Demokrasi ve insan haklarını korumak mı, yeni dünya düzeni denilen dijital, holojenik hegemonyayı tatbik ederek insanlığa göstermek midir?
Küresel sermaye şirketlerinin ablukası ve bu sistemin başında duran Neocon çetelerinin verdiği gözdağı mıdır?
Ülkemiz özelinde beynelmilel ölçekteki bu projenin yakından takip edildiğini biliyorum.
ABD merkezli test edilen bu projenin bize dair alınması gereken önlemler hususunda önemli detaylar verdiğini görüyoruz.
Acilen yerli dijital sistem-sistemlerin alt yapısı ve hizmet sağlayıcı siber teknolojik inşa programlarının gündeme alınarak mevzuyu "beka" ekseninde projelendirmek kayıtsız şartsız zaruri görünüyor.
15 Temmuz'un emperyalist cenahta yarattığı hayal kırıklığına aldanmamak lazım.
İşgal (darbe) girişimde belirlenen ve zaaf olarak gördükleri bütün hususların ana hareket noktasının dijital ortam merkezli hareket planına çevrildiğine dair önemli işaretleri görmek mümkün.
Bu planın siyasal ve sosyolojik boyutta iç kamuoyuna dönük işbirlikçi yapılarla eşgüdümlü çalışma ve "asimetrik" planlarla entegrasyon sürecinin iç mukavemeti yıkabilecek etkiyi de beraberinde getireceğine dair kanaatlerim pekişti.
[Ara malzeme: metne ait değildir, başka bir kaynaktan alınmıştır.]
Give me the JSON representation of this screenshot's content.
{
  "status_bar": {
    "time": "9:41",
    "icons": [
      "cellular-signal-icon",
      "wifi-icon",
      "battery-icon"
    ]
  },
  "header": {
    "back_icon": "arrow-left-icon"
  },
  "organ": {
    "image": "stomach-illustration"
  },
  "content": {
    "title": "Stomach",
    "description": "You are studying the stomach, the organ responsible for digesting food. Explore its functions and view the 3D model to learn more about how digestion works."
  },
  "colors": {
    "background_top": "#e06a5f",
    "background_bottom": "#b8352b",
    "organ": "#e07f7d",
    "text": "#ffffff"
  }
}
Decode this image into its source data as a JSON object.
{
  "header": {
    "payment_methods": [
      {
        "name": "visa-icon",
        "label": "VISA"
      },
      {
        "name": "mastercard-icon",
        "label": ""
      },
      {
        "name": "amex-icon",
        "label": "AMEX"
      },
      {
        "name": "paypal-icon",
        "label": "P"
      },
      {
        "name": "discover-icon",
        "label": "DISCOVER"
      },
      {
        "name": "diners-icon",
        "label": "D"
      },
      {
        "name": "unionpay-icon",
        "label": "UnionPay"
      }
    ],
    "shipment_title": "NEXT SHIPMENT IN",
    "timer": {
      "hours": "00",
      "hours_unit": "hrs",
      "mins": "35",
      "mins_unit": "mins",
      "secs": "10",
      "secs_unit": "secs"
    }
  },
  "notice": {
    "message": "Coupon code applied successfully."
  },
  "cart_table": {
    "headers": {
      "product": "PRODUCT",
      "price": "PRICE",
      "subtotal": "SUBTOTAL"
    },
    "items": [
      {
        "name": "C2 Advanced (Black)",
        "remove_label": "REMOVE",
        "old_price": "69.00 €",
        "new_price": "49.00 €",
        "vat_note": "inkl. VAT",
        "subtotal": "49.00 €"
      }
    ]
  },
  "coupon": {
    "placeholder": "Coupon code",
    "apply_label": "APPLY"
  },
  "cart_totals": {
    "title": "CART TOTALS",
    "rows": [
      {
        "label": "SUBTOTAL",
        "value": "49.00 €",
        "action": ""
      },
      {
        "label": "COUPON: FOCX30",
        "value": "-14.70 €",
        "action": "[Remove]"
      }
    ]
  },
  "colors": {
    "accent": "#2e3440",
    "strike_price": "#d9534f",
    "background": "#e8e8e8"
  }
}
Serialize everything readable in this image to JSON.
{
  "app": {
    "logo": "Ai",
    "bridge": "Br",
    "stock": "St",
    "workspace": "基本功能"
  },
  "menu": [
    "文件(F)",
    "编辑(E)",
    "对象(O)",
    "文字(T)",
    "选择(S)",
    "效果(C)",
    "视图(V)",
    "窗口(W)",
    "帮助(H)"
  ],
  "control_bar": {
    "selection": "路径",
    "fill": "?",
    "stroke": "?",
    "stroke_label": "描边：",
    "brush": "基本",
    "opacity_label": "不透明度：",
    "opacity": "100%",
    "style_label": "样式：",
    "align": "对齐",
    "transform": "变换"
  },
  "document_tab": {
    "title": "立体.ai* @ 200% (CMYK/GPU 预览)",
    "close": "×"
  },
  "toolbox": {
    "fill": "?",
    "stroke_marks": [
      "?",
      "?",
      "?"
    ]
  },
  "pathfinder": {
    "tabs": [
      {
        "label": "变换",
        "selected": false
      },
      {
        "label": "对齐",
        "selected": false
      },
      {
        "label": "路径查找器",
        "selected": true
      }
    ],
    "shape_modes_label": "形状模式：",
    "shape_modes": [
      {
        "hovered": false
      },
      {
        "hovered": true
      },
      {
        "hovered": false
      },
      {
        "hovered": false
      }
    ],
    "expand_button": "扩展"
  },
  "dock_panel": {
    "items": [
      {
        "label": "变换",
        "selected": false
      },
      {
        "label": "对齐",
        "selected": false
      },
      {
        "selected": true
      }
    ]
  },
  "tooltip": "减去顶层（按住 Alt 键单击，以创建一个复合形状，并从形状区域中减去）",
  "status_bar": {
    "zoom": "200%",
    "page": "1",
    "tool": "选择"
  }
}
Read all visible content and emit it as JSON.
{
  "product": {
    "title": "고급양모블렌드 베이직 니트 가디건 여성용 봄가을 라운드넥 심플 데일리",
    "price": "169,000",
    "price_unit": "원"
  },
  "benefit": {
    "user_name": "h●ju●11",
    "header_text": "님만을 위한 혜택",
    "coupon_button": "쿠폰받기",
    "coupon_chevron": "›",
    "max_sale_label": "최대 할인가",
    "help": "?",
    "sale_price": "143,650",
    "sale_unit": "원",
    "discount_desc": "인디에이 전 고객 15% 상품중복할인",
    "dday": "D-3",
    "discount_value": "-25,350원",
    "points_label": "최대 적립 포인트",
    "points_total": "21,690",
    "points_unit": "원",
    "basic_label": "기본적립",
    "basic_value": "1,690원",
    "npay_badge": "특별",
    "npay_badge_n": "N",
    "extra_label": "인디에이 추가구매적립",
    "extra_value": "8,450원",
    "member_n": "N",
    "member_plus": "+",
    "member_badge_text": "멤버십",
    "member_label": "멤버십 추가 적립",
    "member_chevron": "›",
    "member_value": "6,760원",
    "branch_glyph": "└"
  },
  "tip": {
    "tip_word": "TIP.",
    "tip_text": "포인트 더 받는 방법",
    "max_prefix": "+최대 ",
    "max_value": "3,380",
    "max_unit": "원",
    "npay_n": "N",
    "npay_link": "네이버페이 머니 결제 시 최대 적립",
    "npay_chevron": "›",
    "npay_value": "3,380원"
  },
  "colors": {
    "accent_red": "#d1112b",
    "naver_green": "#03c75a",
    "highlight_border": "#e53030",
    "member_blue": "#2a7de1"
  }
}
Dijital sistemlerin interaktif savaş düzeninde temelinde "İngiliz anahtarı" görevi yapacağı ve bunun paralelinde istihbarat unsurlarının pandemi sürecinde misyon güncellemesi yaptığına dair önemli işaretler mevcut.
Emperyalizmin Anadolu topraklarını dört bir yandan kuşatma girişimi ve hamlelerini "sahada yalnızlaştırma" planı olarak görmek zorundayız.
İnteraktif kapatma projesi ile de tamamlama tezgahı olarak bütünleştirilmesini komplo teorisi olarak asla göremiyorum.